Algorithms and Prejudice
- Palace Jones
- Nov 19, 2018
- 2 min read
Palace Jones
The Campus Echo
November 19, 2018
Ah, Algorithms. A conundrum that is steadily plaguing the modern mind. It all comes down to the “chicken and the egg” philosophy. We created AI, but AI bases itself on how we continuously interact with it as well as impacts our search results based off of the top hits as well as your personal searches. It is hard to be objective in our web searches when AI has become biased, which helps to develop the statement of “Google is racist”. I know this may seem like a loaded statement, but the facts support this statement. Safiya Umoja Noble is a communications professor at the University of Southern California that wrote a whole book on the topic, exposing the AI monster that is Google called Algorithms of Oppression: How Search Engines Reinforce Racism.
Noble first got interested in the topic when she Google searched photos of black girls in hopes of encouraging her daughters, but as a result, she was met with pornographic photos of black women. She even went as far as to search for photos of Latina and Asian women and received the same kind of results. Google has since addressed the problem, but the theme continues to appear throughout Google searches.
In a NewScientist article, “Discriminating Algorithms: 5 times AI showed prejudice,” they presented an example of an AI prejudiced incident where a program called PredPol failed in producing the results for tracking drug dealers. The program’s purpose was to assist with reducing human biases in policing. Instead the program produced results of neighborhoods with racial minorities disregarding their crime rates.

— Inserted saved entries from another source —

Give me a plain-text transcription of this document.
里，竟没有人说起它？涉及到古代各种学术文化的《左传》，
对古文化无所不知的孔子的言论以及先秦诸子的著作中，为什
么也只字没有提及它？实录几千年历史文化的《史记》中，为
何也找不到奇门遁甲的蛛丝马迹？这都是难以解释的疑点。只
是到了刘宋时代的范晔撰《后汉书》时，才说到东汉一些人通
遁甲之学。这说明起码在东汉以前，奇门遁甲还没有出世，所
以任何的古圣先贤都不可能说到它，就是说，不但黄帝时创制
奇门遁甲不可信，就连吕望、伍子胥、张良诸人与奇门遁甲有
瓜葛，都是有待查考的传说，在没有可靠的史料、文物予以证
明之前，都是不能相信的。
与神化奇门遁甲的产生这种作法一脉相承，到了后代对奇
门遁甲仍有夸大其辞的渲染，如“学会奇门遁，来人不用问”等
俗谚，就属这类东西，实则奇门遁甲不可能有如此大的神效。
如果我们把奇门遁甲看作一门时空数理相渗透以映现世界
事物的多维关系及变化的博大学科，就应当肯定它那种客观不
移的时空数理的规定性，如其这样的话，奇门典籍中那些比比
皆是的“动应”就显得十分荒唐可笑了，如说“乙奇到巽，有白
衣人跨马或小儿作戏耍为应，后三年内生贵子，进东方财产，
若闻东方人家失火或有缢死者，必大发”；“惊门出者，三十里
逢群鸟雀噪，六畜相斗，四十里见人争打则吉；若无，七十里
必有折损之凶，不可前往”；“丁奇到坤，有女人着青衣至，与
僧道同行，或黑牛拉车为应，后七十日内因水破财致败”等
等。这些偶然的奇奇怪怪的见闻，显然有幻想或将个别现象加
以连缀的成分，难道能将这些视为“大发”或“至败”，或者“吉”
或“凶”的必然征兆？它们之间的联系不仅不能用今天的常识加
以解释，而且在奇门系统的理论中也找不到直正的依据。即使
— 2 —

Google also ended up playing major roles in racially motivated tragedies that occurred within the United States. An example of this can be found in the case of Dylann Roof. Roof used Google to search up “black-on-white crime” which in turn lead him to white supremacist websites that filled his mind with the propaganda to go through with the South Carolina Church Massacre.
We as users can also alter the results that appear when we search up a topic of a name in Google. An example of this in action is the connection of a photo of a monkey to the past First Lady Michelle Obama. Whenever someone would search up a photo of Michelle Obama, a photo of a monkey would pop up. The fact that individuals can alter the search results of Google is a problem. This is a power that can negatively impact our society and the growing generations that continuously use search engines such as Google to complete their work.

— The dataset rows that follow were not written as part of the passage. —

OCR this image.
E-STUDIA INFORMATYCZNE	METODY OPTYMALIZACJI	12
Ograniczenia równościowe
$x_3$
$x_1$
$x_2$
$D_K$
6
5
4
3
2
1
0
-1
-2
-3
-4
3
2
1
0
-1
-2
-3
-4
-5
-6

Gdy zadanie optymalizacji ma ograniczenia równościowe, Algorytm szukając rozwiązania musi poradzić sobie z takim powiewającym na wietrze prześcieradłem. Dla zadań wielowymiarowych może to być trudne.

Noble’s work has positively impacted the shift in Google algorithms as they work to make search results less racist and biased, but as a society, we can do more. There is a lack of diversity in the technological field, especially on the internet. Minorities need to apply to work in positions of AI in Google to work and create a more objective form of Google. As we demand more for ourselves and expect better on the internet, we can begin to climb to a more equal playing field and lifestyle.